Any remaining souls from Bank Line Vessels Corabank - Eskbank - Ericbank. 1949 - 1952 era whereupon I served time (and how!!). Any info on a Capt. Howe (Eskbank Feb '51 to Feb '52 ) wld be appreciated. Cheers


----------



## kwg (Mar 11, 2007)

Hi Buster 10...Sailed with Capt. C. Howe on the Fleetbank 1960. If you do a search on the Bank Line forum for 'Howe' you will find loads about him...most not very complementary...he was a tyrant...


----------



## lafarge (Sep 19, 2009)

Sailed with Charles Stanley Howe for 18 months on the Gowanbank 1968, maiden voyage out of Belfast, he was a tyrant to the crews


----------



## Buster 10 (May 29, 2016)

*Capt.
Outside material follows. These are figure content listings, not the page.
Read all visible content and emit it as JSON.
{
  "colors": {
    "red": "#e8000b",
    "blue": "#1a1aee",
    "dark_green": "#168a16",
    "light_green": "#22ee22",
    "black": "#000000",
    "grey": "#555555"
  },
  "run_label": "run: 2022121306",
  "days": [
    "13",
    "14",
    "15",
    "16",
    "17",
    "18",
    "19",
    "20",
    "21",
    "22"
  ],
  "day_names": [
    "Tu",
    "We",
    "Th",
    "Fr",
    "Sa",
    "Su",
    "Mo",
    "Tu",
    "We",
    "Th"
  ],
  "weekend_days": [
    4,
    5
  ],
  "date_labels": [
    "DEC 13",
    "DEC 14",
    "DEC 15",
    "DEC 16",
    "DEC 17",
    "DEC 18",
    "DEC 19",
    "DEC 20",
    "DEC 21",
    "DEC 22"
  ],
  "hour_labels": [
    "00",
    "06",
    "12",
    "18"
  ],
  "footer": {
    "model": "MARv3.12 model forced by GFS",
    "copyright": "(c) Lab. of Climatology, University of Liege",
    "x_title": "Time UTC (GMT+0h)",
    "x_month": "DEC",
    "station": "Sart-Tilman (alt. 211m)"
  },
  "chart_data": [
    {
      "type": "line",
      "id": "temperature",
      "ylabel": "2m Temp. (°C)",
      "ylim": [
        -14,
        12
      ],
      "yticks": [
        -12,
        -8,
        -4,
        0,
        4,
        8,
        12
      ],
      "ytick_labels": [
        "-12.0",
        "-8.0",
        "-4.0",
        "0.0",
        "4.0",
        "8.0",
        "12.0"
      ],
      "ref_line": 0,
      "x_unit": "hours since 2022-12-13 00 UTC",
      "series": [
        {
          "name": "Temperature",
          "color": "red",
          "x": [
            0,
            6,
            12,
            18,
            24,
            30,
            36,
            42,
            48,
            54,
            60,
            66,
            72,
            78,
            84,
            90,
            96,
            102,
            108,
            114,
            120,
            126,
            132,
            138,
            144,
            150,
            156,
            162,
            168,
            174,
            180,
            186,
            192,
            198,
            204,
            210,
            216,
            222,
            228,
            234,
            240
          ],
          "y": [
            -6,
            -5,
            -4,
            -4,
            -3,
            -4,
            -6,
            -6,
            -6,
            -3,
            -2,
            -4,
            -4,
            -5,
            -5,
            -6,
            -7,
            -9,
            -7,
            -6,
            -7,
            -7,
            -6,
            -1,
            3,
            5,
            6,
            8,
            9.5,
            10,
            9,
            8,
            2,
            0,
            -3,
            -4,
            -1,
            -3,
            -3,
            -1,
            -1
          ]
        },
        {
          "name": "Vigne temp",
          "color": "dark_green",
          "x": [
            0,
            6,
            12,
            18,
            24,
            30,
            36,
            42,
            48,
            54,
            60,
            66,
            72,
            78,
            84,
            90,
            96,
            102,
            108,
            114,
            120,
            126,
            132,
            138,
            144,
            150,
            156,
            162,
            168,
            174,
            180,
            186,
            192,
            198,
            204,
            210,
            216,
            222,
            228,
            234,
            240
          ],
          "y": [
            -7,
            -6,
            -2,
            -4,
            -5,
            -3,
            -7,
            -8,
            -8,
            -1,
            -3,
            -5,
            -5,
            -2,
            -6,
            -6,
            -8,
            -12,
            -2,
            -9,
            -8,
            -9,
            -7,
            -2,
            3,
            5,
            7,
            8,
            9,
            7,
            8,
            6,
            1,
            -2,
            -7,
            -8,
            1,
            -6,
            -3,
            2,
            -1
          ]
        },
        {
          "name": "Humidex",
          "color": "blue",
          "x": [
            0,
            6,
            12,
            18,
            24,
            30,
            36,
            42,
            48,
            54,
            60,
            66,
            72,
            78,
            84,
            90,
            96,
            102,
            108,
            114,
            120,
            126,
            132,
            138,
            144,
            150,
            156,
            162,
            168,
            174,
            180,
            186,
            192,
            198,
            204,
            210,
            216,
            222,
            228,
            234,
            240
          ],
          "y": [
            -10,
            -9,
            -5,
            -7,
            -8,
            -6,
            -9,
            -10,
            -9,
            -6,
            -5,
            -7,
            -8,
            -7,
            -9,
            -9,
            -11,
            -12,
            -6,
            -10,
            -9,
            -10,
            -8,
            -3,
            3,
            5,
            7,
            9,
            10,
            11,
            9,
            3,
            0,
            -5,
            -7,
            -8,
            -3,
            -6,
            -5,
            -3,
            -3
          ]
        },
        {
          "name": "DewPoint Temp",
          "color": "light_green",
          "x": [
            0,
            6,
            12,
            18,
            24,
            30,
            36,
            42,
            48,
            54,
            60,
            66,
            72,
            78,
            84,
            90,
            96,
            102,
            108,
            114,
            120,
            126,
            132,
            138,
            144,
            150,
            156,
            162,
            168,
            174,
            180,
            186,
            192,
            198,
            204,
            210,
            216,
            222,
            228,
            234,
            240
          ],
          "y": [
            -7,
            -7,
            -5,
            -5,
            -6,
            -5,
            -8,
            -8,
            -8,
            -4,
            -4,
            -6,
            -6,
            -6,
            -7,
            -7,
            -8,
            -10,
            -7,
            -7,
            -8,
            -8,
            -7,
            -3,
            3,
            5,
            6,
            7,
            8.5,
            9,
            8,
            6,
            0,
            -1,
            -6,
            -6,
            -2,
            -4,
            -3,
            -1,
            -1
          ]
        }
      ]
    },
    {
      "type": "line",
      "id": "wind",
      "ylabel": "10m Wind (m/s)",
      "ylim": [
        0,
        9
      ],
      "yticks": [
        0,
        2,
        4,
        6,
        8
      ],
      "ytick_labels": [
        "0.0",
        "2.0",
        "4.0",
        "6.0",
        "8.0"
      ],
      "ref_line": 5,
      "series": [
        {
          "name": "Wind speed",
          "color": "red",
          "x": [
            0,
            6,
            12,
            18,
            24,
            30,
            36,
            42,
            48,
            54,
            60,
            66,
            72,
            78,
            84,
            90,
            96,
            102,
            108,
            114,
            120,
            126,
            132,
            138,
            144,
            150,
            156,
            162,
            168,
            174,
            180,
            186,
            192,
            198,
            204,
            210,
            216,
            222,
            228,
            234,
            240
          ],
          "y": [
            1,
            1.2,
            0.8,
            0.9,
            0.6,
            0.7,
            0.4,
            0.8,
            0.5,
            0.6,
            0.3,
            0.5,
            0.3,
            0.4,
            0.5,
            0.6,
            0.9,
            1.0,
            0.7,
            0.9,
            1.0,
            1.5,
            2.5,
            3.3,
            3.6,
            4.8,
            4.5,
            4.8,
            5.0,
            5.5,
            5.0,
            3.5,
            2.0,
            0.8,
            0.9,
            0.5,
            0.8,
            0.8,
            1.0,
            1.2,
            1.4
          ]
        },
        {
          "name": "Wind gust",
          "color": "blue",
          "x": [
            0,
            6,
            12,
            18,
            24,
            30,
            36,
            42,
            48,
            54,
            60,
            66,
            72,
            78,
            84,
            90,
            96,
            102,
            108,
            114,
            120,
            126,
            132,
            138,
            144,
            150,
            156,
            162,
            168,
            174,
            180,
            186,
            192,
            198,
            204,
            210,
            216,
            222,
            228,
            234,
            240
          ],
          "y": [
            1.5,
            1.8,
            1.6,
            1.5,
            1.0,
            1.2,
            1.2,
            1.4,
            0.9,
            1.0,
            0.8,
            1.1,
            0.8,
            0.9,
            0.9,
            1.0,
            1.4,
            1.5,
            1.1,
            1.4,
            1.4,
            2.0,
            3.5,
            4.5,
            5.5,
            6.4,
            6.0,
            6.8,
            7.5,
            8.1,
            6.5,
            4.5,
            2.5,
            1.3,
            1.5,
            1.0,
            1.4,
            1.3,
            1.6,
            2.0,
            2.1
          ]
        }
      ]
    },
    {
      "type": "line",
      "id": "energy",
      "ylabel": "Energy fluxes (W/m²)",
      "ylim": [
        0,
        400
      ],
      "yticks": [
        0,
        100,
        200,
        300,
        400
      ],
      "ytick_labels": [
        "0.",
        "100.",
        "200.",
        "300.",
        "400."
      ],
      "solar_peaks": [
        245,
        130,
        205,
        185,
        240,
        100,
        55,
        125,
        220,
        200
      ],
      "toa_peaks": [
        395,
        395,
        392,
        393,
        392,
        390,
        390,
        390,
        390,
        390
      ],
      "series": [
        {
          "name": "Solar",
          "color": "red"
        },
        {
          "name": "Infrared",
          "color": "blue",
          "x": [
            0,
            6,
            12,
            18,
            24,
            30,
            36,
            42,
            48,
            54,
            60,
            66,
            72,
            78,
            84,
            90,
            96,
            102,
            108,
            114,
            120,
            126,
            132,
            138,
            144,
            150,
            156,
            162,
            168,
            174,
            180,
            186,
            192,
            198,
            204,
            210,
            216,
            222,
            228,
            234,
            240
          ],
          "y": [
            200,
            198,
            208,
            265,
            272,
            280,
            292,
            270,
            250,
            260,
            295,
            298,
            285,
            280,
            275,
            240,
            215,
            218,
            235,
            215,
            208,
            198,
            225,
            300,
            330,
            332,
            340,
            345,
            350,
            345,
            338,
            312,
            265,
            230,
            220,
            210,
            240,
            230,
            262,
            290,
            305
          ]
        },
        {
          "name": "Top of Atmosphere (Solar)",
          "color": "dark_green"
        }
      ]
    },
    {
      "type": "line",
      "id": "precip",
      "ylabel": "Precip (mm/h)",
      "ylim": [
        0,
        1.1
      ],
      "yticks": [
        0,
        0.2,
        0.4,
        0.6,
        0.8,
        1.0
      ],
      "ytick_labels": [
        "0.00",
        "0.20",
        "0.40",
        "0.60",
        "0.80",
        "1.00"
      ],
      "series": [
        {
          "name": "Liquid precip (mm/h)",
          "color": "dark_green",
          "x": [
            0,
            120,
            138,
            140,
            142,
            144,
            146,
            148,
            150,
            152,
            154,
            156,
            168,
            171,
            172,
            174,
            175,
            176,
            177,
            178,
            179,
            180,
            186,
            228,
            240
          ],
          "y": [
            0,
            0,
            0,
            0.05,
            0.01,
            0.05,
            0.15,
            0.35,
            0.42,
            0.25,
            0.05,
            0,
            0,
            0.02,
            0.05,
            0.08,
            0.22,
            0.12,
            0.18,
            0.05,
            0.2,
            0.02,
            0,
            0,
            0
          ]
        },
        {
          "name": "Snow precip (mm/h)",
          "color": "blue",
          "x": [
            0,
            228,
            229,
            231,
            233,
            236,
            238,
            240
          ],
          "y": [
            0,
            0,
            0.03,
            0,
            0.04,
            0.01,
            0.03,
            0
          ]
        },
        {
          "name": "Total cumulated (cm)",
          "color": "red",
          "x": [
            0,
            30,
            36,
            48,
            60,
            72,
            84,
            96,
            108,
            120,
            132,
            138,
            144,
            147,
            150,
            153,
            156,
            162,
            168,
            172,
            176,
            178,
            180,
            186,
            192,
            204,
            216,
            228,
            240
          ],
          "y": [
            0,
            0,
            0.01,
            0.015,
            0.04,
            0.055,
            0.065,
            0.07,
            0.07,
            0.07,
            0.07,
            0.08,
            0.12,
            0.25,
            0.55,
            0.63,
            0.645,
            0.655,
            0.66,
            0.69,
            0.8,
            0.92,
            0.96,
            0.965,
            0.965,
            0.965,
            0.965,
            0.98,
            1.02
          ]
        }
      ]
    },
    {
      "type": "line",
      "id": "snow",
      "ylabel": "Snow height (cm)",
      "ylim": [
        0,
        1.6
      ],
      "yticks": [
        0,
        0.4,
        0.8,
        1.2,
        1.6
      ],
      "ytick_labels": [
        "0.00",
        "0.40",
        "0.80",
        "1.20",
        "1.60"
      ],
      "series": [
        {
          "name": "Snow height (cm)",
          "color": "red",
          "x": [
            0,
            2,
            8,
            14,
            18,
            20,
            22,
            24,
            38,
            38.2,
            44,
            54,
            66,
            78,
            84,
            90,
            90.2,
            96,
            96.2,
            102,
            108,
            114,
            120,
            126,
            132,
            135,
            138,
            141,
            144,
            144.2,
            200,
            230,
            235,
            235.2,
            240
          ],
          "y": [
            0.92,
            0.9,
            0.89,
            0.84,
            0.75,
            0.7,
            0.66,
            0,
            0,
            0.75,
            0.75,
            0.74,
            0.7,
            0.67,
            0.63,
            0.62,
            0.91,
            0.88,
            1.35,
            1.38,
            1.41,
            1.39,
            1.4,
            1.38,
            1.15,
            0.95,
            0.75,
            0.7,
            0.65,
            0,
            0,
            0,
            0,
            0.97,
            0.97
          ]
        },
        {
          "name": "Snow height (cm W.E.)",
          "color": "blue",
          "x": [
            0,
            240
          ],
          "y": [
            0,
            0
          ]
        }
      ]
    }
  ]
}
Howe*



kwg said:


> Hi Buster 10...Sailed with Capt. C. Howe on the Fleetbank 1960. If you do a search on the Bank Line forum for 'Howe' you will find loads about him...most not very complementary...he was a tyrant...


Thanks info. Have been off air for some months. Will check out forum. Regards D Mitchell


----------